Le NAI, un des plus beaux musées d’architecture d’Europe a disparu, englouti par une drôle d’institution mêlant mode et design. Quant à l’IABR elle a vu son budget divisé par deux en 2013. La machine néolibérale a décidé qu’elle peut se passer de nombreux acteurs qui ont indéniablement contribué à la success story de la renaissance urbaine de Rotterdam. La dixième session de la Biennale dans un entrepôt de café au sud de la ville jouxte un projet de constructions de lofts avec vue sur le pont qui franchit la Maas. Les promoteurs ne prennent même plus le soin d’attendre la fin des évènements pour lancer les pelleteuses.
NEXT Economy
Cette biennale, qui lutte pour sa survie, est consacrée à l’économie. On y expose une soixantaine de projets inédits, qui constituent autant d’occasions de repenser la façon dont certains a priori conditionnent le possible. Les organisateurs restent fidèles à leur conviction que l’avenir doit impérativement faire une place aux économies informelles. On y affine des raisonnements qui, tout en faisant partie de la doxa mêlant développement durable, participativité et société du partage, ne manquent pas d’indiquer des pistes fertiles. L’intérêt de l’exercice consisterait à questionner la généralisation de certaines pratiques remarquables. C’est un peu comme si l’entreprenariat conventionnel devait trouver dans l’économie informelle les concepts dont il a besoin pour aller de l’avant.

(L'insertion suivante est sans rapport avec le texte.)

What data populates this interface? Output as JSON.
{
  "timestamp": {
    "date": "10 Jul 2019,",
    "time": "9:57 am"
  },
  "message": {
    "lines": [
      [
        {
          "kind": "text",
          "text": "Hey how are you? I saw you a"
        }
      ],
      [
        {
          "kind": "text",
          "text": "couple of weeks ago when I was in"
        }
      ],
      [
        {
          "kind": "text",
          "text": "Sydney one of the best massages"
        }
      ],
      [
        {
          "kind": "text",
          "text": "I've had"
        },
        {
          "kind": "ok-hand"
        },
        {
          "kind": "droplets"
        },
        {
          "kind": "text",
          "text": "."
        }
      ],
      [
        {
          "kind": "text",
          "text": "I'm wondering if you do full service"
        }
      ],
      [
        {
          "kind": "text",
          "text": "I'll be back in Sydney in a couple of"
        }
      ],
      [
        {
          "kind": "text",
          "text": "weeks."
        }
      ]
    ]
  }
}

Du collectif Digua qui requalifie des abris antiaériens de Beijing, dans lesquels vivent plusieurs centaines de milliers de travailleurs, à ces villes africaines qui se portent bien en refaisant rouler nos voitures envoyées à la casse, la Biennale invite à penser la ville comme un écosystème pouvant évoluer en dehors des chemins balisés. On y parle beaucoup d’anthropocène, de reverse engineering, de low tech à forte valeur ajoutée.
Seule contribution helvétique, le Future Cities Laboratory est présent avec une étude sur l’activité professionnelle dans les arrières cours en Asie du Sud-Est. L’idée qu’il va falloir tolérer à nouveau la manufacture dans les quartiers résidentiels fait lentement son chemin.
L’IABR reste encore aujourd’hui, 13 ans après son lancement, un formidable laboratoire sur ce qu’est une ville. Un lieu qui rend explicite les mécanismes de production et de représentation à l’origine de l’événement urbain. Reste à savoir si la dynamique qu’elle a engendrée va lui laisser une place dans l’avenir.